Service : Mutual Wills

 Assumptions : Husband and Wife both make identical wills. Husband/Wife leaving Estate to Husband/Wife and children – neither can change

 Charges : £750 plus vat


The Process :

In straight forward cases we would take the following steps on your behalf  :

  • Appoint a dedicated Fee Earner to handle your case
  • Have an initial consultation meeting with you
  • Discuss your circumstances, wishes and requirements
  • Take your instructions
  • Draft your Will
  • Meet with you to go through the contents of your Will to ensure that it meets your requirements
  • Attend upon you when you execute your Will (including providing two witnesses)
  • Provide you with the original duly executed Will together with a copy 

Additional Costs :

 In limited circumstances we may be prepared to store your Will at our offices. In such a case we shall   register your Will with Certainty and provide you with a Certificate of Registration. There is an additional cost of £50 plus vat for each Will stored / registered. This service is entirely optional and we reserve the right to decline to provide this service.

Bespoke Wills :

If you wish, or it is apparent from your circumstances that our standard Wills Service is not likely to be suitable for you, we shall discuss your specific requirements and provide you with an estimate of our Legal Fees for your bespoke Will.
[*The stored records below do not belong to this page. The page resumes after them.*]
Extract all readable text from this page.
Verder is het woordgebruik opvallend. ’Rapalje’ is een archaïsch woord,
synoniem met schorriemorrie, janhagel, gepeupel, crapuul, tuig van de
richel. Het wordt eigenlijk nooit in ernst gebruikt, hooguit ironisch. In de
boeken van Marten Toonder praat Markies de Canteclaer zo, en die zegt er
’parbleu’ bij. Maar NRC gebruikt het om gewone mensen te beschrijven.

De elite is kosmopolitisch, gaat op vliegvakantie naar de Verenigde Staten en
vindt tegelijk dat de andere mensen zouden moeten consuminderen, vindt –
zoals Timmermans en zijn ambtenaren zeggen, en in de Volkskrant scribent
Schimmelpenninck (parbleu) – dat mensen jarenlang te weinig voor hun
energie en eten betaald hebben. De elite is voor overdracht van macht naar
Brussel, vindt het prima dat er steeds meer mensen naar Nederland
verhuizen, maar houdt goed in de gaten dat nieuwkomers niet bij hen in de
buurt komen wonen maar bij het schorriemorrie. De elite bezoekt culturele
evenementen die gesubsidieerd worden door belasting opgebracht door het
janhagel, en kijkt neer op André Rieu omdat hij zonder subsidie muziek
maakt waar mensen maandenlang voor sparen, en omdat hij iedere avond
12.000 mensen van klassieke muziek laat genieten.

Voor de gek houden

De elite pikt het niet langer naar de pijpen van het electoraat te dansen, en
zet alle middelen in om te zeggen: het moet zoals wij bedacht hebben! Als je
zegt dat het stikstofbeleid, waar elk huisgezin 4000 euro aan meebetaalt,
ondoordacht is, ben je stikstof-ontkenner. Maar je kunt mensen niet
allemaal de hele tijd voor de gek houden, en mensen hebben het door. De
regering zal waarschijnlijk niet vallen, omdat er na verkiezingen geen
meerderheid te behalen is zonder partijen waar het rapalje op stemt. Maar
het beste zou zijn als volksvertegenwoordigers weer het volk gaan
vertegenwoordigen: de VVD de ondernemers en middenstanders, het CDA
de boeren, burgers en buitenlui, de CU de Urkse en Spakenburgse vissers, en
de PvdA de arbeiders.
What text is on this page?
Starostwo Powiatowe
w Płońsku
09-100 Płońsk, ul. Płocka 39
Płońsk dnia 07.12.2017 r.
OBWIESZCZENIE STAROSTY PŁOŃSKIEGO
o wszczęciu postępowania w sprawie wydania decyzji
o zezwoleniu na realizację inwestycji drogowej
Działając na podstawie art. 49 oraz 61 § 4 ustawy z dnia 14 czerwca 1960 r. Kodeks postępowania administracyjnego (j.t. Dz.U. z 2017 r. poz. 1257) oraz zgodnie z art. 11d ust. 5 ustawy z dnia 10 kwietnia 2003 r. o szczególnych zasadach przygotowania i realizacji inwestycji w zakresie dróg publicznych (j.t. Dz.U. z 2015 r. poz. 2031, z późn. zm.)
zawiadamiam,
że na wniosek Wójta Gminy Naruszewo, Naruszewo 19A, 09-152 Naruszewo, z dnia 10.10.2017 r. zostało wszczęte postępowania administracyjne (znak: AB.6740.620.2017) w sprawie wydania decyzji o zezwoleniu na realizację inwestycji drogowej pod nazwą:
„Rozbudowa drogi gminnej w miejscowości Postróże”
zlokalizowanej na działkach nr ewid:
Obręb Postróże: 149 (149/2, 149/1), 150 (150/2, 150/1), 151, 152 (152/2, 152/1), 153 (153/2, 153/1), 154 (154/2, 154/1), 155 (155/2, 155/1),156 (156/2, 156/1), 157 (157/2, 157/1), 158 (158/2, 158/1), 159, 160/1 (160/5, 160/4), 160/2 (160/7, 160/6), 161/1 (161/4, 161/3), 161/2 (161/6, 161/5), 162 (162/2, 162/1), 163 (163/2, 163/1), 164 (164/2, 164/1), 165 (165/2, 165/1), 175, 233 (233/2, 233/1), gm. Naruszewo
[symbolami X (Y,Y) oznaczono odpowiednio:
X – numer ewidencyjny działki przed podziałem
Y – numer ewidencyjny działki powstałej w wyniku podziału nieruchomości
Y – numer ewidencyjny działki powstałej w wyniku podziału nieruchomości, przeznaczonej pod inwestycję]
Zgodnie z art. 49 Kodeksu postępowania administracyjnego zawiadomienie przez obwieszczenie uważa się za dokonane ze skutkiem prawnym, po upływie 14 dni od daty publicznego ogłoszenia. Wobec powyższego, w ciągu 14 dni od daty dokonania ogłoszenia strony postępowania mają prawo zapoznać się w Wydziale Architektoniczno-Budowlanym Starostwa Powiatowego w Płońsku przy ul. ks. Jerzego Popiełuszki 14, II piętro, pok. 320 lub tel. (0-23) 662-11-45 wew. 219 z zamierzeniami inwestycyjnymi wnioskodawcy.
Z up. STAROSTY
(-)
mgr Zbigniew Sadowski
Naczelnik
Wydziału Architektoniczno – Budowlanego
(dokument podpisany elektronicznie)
When you instruct us to prepare your Will, we will send you a Questionnaire to complete and bring with you when you come for your appointment. A copy of this Questionnaire can also be downloaded by pressing the blue button above.
At the Meeting we can discuss with you all the details of your Will and give advice on any other aspects on which you may be unclear.
When you are completely satisfied that your Will truly reflects your wishes, we will prepare the final document. Please note that we will not retain or store the original executed will, but hand it to you and merely retain a copy for our own records.

Once the will has been drawn up it is not effective until and unless it has been properly signed and witnessed. There are several rules affecting the signature process which, if not followed correctly, will make your will invalid. For example, witnesses and their husbands and wives cannot benefit under the will. Invariably we will use members of our staff to act as witnesses to your signature.

It is important to keep your will in a safe place and tell your executors or a close friend or relative where it is. As explained earlier, we do not provide a wills storage service and would recommend that you use your bank’s safe deposit box.

You should review your will at least every five years and after any major life change such as getting separated, married or divorced, having a child or moving house.

It is possible to make minor changes (or ‘codicils’) to your existing will. However it is best to deal with any major changes by getting a completely new will drawn up. In both cases it is best to consult us first.